When Palestinian Arabs speak of the "right of return," what exactly do they mean?
Most people would say that it means that Palestinian Arabs and their numerous descendants would have the unlimited right to move back to the homes they left in Palestine in 1948, in line with UN GA resolution 194. That same resolution goes on to say that those who choose not to "return" would be compensated.
In other words, it is characterized as a right for people to be able to determine their own destiny and as a human right for people to live wherever they want to.
This is not true.
There was a
Gaza Nakba rally yesterday, and the speakers made very clear that their concept of the "right to return" is
the exact antithesis of human rights.
The speakers there complained about "
the danger of attempts to dilute the letter and the concept of the right of return and to try a new concept instead, the compensation of Palestinian refugees, or the establishment of houses for them in other lands."
One of the speakers said that the PA negotiating about the "right of return" is "
another catastrophe for the Palestinian people, stressing that the right of return is a sacred right, individually and collectively, under which there is no statute of limitations, that can only be achieved only through resistance and the unity of Palestinian ranks, and [he who negotiates on these concepts]
is a traitor."
Another speaker supports
keeping Palestinian Arabs in camps because they have been the basis of the "Palestinian revolution" and they were where resistance started. He added that even the idea of Palestinian Arabs moving to "Palestine" is anathema.
There is a common thread here: none of the people advocating for the "right of return" in Arabic accept the basic concept of individual choice.
If an Arab in a Lebanese UNRWA camp wants to become a citizen of the country in which he is born, he must be denied that right because it conflicts with this fictional "right of return."
If an Palestinian Arab born in Syria whose grandfather was born in Jaffa wants to move to Jericho upon the creation of a Palestinian Arab state, he is denied that right because it conflicts with the "right of return."
If an Arab in Europe who descended from Palestinian Arabs wants to take money to drop his claim to move "back" to a land he has no interest in living in, he is denied that opportunity because the people who support the "right of return" do not want to dilute their support.

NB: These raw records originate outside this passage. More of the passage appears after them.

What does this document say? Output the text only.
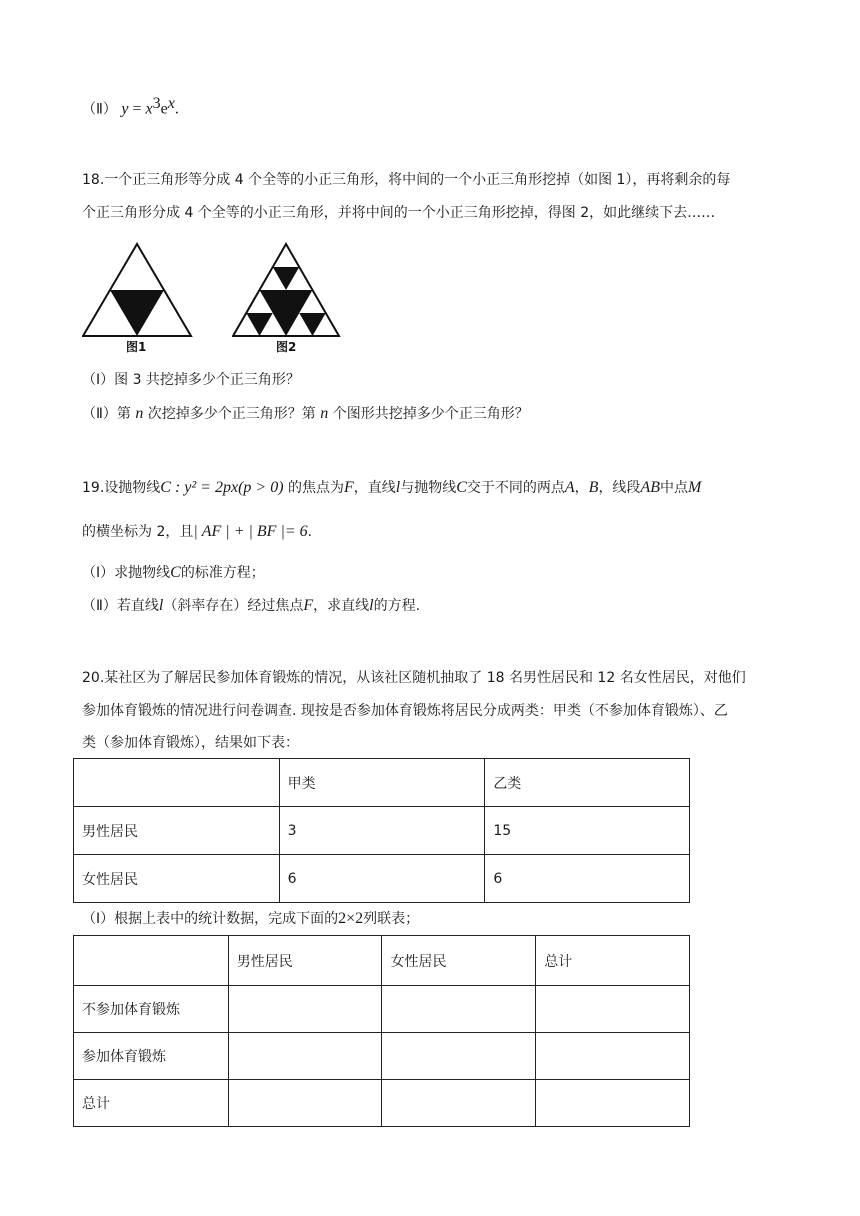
（Ⅱ） $y = x^3e^x$.
18.一个正三角形等分成 4 个全等的小正三角形，将中间的一个小正三角形挖掉（如图 1），再将剩余的每
个正三角形分成 4 个全等的小正三角形，并将中间的一个小正三角形挖掉，得图 2，如此继续下去……
图1	图2
（Ⅰ）图 3 共挖掉多少个正三角形？
（Ⅱ）第 n 次挖掉多少个正三角形？第 n 个图形共挖掉多少个正三角形？
19.设抛物线C : y² = 2px(p > 0) 的焦点为F，直线l与抛物线C交于不同的两点A，B，线段AB中点M
的横坐标为 2，且| AF | + | BF |= 6.
（Ⅰ）求抛物线C的标准方程；
（Ⅱ）若直线l（斜率存在）经过焦点F，求直线l的方程.
20.某社区为了解居民参加体育锻炼的情况，从该社区随机抽取了 18 名男性居民和 12 名女性居民，对他们
参加体育锻炼的情况进行问卷调查. 现按是否参加体育锻炼将居民分成两类：甲类（不参加体育锻炼）、乙
类（参加体育锻炼），结果如下表：
	甲类	乙类
男性居民	3	15
女性居民	6	6
（Ⅰ）根据上表中的统计数据，完成下面的2×2列联表；
	男性居民	女性居民	总计
不参加体育锻炼			
参加体育锻炼			
总计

They explicitly say that they prefer Palestinian Arabs to be stateless and miserable in camps in order to keep them angry at Israel. The anachronistic camps which should have been dismantled five decades ago are held up as shining examples of Palestinian Arab unity - a unity that is externally imposed, not by Israel but by Arab leaders who are dead-set against providing basic human rights to those Arabs unfortunate enough to have had their ancestors living in Palestine between June 1946 and May 1948, the
UNRWA definition of "refugee."
By definition, human rights are
individual rights, not collective rights. The "right of return," by taking away all individual choice, is
the very antithesis of human rights. It is an aggressive
assault on the human rights of millions of people, purposefully cloaked in the false assertion of being a "right."

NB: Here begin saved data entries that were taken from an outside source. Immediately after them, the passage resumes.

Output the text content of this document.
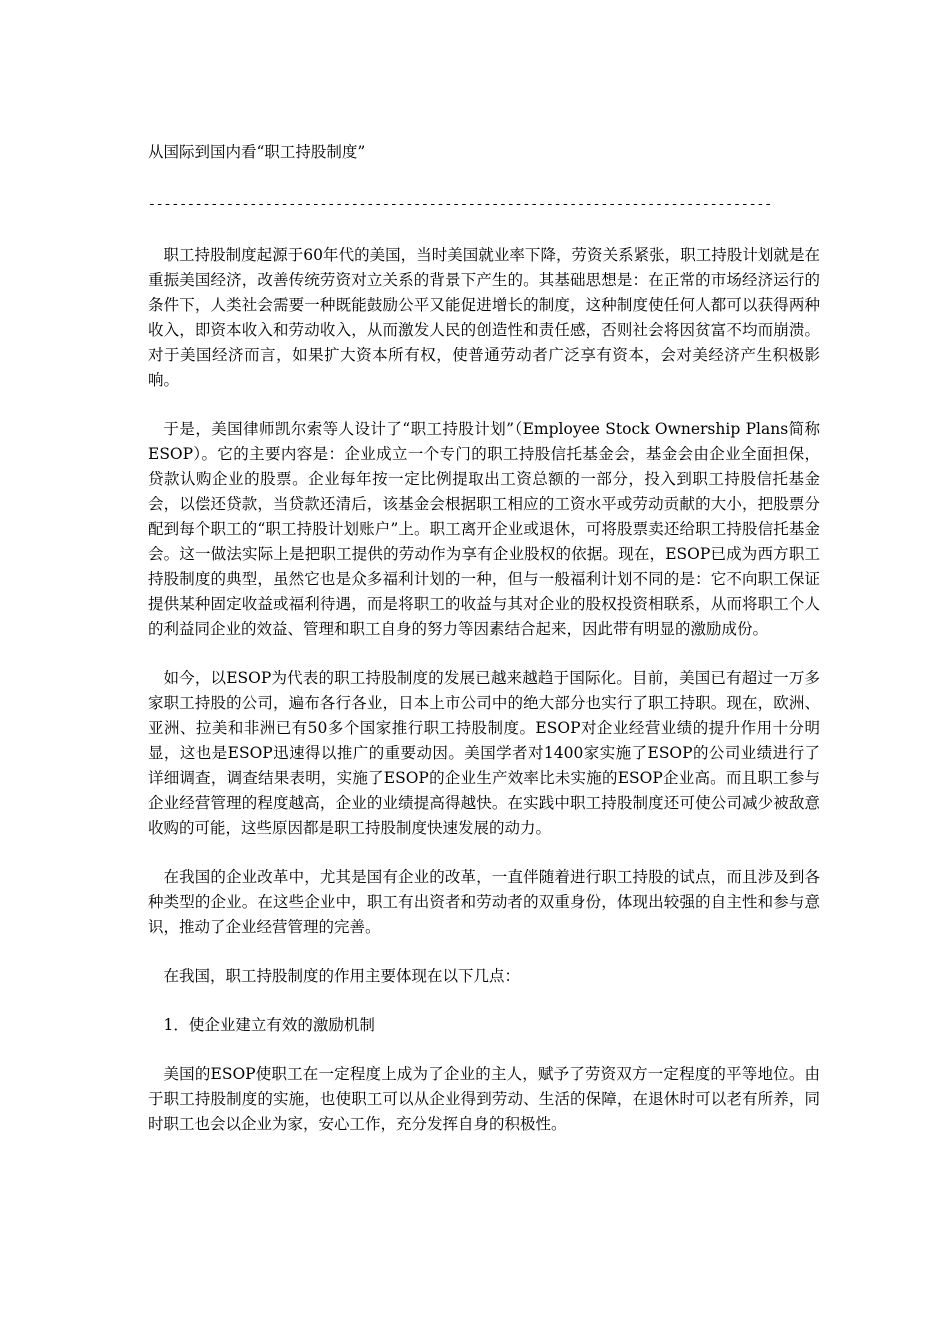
从国际到国内看“职工持股制度”
--------------------------------------------------------------------------------

职工持股制度起源于60年代的美国，当时美国就业率下降，劳资关系紧张，职工持股计划就是在重振美国经济，改善传统劳资对立关系的背景下产生的。其基础思想是：在正常的市场经济运行的条件下，人类社会需要一种既能鼓励公平又能促进增长的制度，这种制度使任何人都可以获得两种收入，即资本收入和劳动收入，从而激发人民的创造性和责任感，否则社会将因贫富不均而崩溃。对于美国经济而言，如果扩大资本所有权，使普通劳动者广泛享有资本，会对美经济产生积极影响。

于是，美国律师凯尔索等人设计了“职工持股计划”（Employee Stock Ownership Plans简称ESOP）。它的主要内容是：企业成立一个专门的职工持股信托基金会，基金会由企业全面担保，贷款认购企业的股票。企业每年按一定比例提取出工资总额的一部分，投入到职工持股信托基金会，以偿还贷款，当贷款还清后，该基金会根据职工相应的工资水平或劳动贡献的大小，把股票分配到每个职工的“职工持股计划账户”上。职工离开企业或退休，可将股票卖还给职工持股信托基金会。这一做法实际上是把职工提供的劳动作为享有企业股权的依据。现在，ESOP已成为西方职工持股制度的典型，虽然它也是众多福利计划的一种，但与一般福利计划不同的是：它不向职工保证提供某种固定收益或福利待遇，而是将职工的收益与其对企业的股权投资相联系，从而将职工个人的利益同企业的效益、管理和职工自身的努力等因素结合起来，因此带有明显的激励成份。

如今，以ESOP为代表的职工持股制度的发展已越来越趋于国际化。目前，美国已有超过一万多家职工持股的公司，遍布各行各业，日本上市公司中的绝大部分也实行了职工持职。现在，欧洲、亚洲、拉美和非洲已有50多个国家推行职工持股制度。ESOP对企业经营业绩的提升作用十分明显，这也是ESOP迅速得以推广的重要动因。美国学者对1400家实施了ESOP的公司业绩进行了详细调查，调查结果表明，实施了ESOP的企业生产效率比未实施的ESOP企业高。而且职工参与企业经营管理的程度越高，企业的业绩提高得越快。在实践中职工持股制度还可使公司减少被敌意收购的可能，这些原因都是职工持股制度快速发展的动力。

在我国的企业改革中，尤其是国有企业的改革，一直伴随着进行职工持股的试点，而且涉及到各种类型的企业。在这些企业中，职工有出资者和劳动者的双重身份，体现出较强的自主性和参与意识，推动了企业经营管理的完善。

在我国，职工持股制度的作用主要体现在以下几点：

1．使企业建立有效的激励机制

美国的ESOP使职工在一定程度上成为了企业的主人，赋予了劳资双方一定程度的平等地位。由于职工持股制度的实施，也使职工可以从企业得到劳动、生活的保障，在退休时可以老有所养，同时职工也会以企业为家，安心工作，充分发挥自身的积极性。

The nakba exists today because of this assault on human rights perpetrated by Arab leaders and acquiesced to by Western powers, foremost the UN. Even if one believes that Israel is responsible for the start of the nakba, the perpetuation of it for 62 years is squarely the responsibility of the Arab world and the Palestinian Arab leadership who gladly bargain the human rights of their people for their own political purposes.
And the organizations that claim to care most about human rights do not say a word about this open assault on the human rights of millions.